There were, of course, some who objected to the naming of the new holiday, and many of those objections reflected racial prejudice. But the national celebration of the birthday of MLK, Jr., is quite appropriate and significant, it seems to me. It is a public recognition of the nation’s overcoming a long, sordid history of slavery and its on-going desire to combat racism in the present. King’s unflagging efforts leading to the passing of civil rights legislation in 1964 was meritorious indeed!
But should he be considered a “top ten” Christian? After posting my list, one of my TFs wrote saying that she has “difficulty with those who preach one thing and practice another, e.g. MLK. That is just as distasteful as the choices of some conservatives whom we criticize today.”
Unfortunately, it seems to be true that King had extra-marital sexual relationships. That was behavior I cannot excuse or condone. Such activity was clearly unchristian. Yet, in spite of knowing about his infidelities I still put him on my top ten list.
Even saints are not perfect. In the Old Testament, David is one of the most important persons, ranking perhaps third after Abraham and Moses. 1 Samuel 13:14 refers to him as a man after God’s own heart. But, as is well known, he was guilty of an illicit liaison with Bathsheba.

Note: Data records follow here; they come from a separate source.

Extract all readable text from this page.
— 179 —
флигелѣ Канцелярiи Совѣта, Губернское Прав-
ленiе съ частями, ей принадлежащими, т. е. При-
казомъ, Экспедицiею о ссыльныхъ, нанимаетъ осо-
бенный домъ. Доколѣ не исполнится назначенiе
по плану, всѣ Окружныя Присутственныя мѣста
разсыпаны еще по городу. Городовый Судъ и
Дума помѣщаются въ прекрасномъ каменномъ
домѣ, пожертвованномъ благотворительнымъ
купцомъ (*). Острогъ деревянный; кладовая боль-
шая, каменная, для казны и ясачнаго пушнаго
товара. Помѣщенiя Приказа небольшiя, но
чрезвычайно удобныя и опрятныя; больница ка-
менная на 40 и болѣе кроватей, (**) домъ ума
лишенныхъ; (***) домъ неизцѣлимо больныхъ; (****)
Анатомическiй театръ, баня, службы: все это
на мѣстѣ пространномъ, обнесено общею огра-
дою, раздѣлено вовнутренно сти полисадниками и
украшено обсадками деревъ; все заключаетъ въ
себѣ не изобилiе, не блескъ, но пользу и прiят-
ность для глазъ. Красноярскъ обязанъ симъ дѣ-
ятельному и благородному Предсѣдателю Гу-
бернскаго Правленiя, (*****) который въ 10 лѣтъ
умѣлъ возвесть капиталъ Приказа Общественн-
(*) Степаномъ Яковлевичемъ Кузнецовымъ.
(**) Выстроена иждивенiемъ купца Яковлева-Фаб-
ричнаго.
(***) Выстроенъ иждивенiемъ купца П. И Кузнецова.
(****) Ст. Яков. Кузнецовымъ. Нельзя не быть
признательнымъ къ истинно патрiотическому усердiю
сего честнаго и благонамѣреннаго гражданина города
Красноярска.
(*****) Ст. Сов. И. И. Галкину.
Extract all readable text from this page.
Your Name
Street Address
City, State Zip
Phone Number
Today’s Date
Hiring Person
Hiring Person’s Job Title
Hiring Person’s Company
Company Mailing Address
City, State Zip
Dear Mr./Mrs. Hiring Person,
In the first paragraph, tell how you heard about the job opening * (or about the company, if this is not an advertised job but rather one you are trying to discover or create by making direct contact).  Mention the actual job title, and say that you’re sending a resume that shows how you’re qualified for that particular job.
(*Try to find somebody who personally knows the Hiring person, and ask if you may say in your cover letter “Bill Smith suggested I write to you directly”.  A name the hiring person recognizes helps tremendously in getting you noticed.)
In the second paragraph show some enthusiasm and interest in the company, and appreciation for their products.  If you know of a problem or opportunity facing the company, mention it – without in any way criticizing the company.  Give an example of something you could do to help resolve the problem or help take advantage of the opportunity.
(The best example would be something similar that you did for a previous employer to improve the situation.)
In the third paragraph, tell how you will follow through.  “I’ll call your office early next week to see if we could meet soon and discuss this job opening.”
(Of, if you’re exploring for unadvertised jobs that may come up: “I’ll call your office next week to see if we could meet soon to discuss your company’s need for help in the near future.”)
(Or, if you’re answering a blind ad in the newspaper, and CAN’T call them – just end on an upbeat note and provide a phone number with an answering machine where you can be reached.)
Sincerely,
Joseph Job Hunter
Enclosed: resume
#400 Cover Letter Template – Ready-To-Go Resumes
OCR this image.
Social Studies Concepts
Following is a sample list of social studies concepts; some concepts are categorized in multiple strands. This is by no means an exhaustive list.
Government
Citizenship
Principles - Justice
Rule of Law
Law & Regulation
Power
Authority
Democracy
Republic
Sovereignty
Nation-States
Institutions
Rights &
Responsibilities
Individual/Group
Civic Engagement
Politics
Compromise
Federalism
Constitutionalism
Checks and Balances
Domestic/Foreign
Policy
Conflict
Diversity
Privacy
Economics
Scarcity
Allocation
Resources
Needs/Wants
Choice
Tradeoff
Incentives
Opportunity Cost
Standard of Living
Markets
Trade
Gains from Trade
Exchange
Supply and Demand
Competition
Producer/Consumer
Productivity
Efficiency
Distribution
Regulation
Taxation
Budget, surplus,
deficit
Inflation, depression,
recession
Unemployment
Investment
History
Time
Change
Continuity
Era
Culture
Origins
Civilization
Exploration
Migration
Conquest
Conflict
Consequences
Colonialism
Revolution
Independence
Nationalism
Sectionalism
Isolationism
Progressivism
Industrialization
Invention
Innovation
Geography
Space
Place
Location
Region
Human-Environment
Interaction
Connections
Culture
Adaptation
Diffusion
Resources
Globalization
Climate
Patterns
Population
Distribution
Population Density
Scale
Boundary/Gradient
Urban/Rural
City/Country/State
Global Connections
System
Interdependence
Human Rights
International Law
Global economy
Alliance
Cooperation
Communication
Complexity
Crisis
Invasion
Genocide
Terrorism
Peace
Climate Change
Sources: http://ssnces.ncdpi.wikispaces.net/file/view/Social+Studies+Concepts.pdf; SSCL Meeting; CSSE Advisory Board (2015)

And there are some on my list with whom I seriously disagree on some points. Mother Teresa, for example. I put her on the list in spite of her rather outrageous (to me) anti-abortion, anti-sterilization, and anti-contraception statements.
I have long held that for people with public power—primarily politicians, but including people like King—their pubic activity is far more important than their private lives. In fact, I often say, “the private lives of public people is nobody’s business.”
The private indiscretions of MLK, Jr., are regrettable. But the good he did as a public follower of Jesus, the way he emphasized love and peace in a climate of hatred and violence, and the great contribution he made to the betterment of American society—to say nothing of his widespread influence for good around the world—make him deserving of the high ranking I gave him, IMHO.
Two of my favorite sayings of MLK, Jr.:
“Love is the only force capable of transforming an enemy into a friend.”
“We must learn to live together as brothers [and sisters] or perish together as fools.”